Mitigation of intra-array SRAM variability using adaptive voltage architecture

SRAM cell design is driven by the need to satisfy static noise margin, write margin and read current margin (RCM) over all cells in the array in an energy-efficient manner. These constraints determine both the minimum cell size and supply voltage. RCM is set by the maximum read access time over the array. The randomness of transistor threshold voltages, and thus read times, makes maximum read time follow extreme order statistics, specifically, the Gumbel distribution which is characterized by long tails. Thus, the margin specification needs to be met at the high sigma corners in order to reach acceptable yield, resulting in oversizing and increased VDD. In this work, we demonstrate that a reduced-area bitcell design is achievable by reducing the impact of intra-array randomness through a new architecture that employs an adaptive voltage scheme in a partitioned SRAM array.

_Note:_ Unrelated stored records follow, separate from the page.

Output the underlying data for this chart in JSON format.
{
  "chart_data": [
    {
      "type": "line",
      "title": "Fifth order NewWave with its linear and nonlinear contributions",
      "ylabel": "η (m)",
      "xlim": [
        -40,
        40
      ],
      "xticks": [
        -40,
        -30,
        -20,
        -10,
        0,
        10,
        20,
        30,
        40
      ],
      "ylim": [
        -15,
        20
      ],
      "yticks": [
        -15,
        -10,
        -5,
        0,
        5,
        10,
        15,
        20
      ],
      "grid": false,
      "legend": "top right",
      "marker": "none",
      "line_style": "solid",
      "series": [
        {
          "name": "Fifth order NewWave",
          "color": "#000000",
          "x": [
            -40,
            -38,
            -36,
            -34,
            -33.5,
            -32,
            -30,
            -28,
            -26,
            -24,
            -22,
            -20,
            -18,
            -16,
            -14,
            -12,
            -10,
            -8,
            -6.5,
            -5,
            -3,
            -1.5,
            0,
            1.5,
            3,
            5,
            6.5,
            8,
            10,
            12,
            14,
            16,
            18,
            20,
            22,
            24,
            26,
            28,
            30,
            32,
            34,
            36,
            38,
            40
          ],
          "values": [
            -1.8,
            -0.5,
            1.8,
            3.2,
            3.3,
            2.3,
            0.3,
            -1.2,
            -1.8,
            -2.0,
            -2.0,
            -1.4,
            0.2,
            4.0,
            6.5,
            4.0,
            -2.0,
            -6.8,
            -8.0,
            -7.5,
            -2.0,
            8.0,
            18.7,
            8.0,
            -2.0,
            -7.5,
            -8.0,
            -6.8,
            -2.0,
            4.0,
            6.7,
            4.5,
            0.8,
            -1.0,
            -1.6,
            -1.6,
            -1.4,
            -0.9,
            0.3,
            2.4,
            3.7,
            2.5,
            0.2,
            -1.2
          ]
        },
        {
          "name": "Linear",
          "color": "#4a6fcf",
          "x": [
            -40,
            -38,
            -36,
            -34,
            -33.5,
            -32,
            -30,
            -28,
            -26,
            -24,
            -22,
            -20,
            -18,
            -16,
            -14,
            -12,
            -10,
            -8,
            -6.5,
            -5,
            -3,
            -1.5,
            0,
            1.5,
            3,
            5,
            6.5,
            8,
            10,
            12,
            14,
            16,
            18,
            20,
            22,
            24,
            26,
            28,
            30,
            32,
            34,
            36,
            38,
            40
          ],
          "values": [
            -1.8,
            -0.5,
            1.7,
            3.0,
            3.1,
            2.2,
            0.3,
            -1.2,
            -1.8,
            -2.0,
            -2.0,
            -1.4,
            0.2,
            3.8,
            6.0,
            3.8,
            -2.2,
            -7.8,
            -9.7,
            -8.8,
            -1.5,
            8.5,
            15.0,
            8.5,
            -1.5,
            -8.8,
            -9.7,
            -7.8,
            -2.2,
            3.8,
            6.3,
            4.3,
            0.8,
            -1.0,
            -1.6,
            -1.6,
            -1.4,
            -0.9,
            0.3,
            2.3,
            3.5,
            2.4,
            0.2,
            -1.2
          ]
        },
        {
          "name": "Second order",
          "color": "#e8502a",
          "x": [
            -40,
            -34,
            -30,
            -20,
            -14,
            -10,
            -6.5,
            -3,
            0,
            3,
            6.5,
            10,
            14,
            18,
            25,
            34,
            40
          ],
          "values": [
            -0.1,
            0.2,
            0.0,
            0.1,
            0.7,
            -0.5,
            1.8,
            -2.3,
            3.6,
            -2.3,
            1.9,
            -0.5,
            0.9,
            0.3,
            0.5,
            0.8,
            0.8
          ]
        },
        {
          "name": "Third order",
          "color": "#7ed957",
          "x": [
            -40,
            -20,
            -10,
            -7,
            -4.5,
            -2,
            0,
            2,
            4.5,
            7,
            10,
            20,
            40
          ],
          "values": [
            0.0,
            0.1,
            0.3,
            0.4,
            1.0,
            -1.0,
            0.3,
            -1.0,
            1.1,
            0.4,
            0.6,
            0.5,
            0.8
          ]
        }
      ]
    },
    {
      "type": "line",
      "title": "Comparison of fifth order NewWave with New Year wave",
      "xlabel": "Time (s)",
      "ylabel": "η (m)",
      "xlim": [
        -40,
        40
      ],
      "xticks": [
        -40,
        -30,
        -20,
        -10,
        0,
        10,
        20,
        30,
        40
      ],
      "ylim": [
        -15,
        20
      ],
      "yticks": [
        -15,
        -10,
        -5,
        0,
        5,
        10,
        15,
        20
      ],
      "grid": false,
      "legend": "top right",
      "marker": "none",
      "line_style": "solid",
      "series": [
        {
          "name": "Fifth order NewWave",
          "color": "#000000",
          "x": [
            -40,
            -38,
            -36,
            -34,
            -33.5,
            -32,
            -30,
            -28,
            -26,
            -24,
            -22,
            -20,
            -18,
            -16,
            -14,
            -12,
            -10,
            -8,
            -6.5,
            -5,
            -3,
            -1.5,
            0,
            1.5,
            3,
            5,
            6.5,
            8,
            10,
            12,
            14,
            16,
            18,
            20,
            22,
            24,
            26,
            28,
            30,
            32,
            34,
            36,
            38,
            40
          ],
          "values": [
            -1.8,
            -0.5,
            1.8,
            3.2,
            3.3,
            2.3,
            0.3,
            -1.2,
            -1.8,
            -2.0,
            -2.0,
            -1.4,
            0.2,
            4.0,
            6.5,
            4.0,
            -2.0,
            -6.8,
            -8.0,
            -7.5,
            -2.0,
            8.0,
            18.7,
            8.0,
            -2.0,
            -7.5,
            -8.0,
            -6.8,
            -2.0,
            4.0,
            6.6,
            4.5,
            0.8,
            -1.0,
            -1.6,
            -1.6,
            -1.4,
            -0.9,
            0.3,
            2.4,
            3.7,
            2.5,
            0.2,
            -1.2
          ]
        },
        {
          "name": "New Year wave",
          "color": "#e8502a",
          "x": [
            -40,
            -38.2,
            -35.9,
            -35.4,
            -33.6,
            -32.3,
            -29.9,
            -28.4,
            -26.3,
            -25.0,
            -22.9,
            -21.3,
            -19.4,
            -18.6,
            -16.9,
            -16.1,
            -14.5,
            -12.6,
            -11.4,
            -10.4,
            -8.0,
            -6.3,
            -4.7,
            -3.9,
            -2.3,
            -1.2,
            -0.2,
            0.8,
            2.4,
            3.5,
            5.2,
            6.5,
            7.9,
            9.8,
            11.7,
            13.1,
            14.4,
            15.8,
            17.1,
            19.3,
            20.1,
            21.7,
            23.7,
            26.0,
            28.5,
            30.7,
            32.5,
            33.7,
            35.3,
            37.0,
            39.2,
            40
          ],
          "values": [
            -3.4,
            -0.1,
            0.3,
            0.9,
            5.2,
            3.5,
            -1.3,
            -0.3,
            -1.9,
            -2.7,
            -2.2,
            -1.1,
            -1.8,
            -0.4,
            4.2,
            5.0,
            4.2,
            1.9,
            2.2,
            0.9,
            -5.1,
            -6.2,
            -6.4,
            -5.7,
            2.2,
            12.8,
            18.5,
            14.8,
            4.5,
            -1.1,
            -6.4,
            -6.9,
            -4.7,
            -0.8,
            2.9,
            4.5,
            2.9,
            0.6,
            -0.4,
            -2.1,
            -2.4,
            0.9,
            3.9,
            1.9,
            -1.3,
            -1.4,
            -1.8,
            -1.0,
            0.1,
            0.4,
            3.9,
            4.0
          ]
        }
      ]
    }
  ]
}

The key idea is to be able to shift empirical distributions (realizations) of read time in a set of rows that form a single partition to meet the target. Because the partition is smaller than the whole array, the tail of the Gumbel distribution is significantly reduced. The adaptive voltage tuning policy is driven by the worst partition access time. For the blocks whose delay violates access time constraints, a higher voltage is selected out of the available set to gain yield, otherwise voltage is reduced for power saving. This permits smaller cell area and lower V_DD at identical yield. The cost of adaptivity is in generation and routing of a small number (in our experiments, four) voltage levels and the area of one-per-partition set of PMOS switches. We demonstrate that through the voltage tuning architecture we propose, it is possible to obtain mean power consumption reduction on average by 21% iso-area. Alternatively, bitcell area can be reduced on average by 7% iso-power compared to the existing design strategy.